WORLD SOCIALIST WEB SITE
On May 20, 1913, Eulalio Gutierrez led seven hundred insurgents in an attack on Concepcion del Oro in Zacatecas. The attack took place in the context of the Mexican revolution, which spanned 1910 to 1919.
Gutierrez’s forces were in revolt against the military dictatorship of General Jose Victoriano Huerta, who overthrew President Francisco Madero in a coup d’état in February 1913 that ended in Madero’s execution. The coup sparked rebellions throughout 1913, in which haciendas, mines and other industries were targeted including in Los Tocayos, Sombrerete and Zacatecas.
The 38th rural regiment defected to the rebels in Zacatecas, who took the town in what was considered a major conquest, as Zacatecas was not only a silver-mining town of 30,000, but also a railroad junction necessary to advance to Mexico City.
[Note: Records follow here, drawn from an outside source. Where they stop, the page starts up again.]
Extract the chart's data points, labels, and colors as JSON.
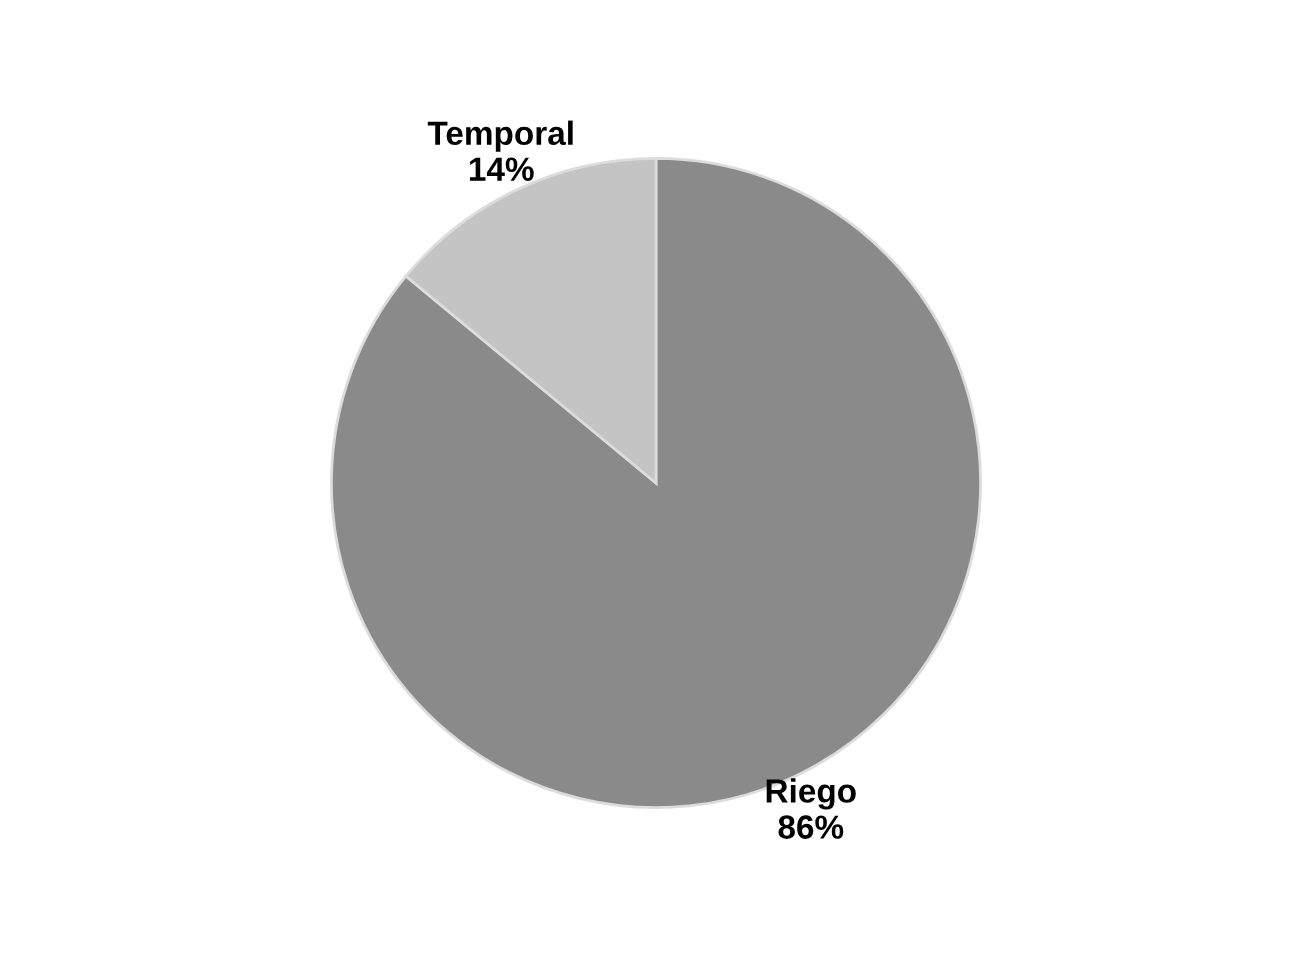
{
  "chart_data": {
    "type": "pie",
    "categories": [
      "Riego",
      "Temporal"
    ],
    "values": [
      86,
      14
    ],
    "colors": [
      "#8a8a8a",
      "#c4c4c4"
    ],
    "value_labels": [
      "86%",
      "14%"
    ],
    "legend": false
  }
}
Upon taking Zacatecas, Gutierrez and the rebels formed the so-called “Army for the restoration of the Constitution.”
Huerta, a figure from the previous regime of longtime ruler Porfirio Diaz, was retained by Madero when he assumed the presidency after Diaz fled into exile in Spain in 1911. Huerta was charged with suppressing an anti-Madero rebellion led by Pascual Orozco, one of the radical leaders, along with Pancho Villa and Emiliano Zapata, who had initially backed Madero.
Huerta conspired with Henry Lane Wilson, United States Ambassador to Mexico, General Bernardo Reyes and Porfirio Diaz’s nephew, Felix Diaz, to overthrow Madero––events that are known in Mexican history as the Ten Tragic Days.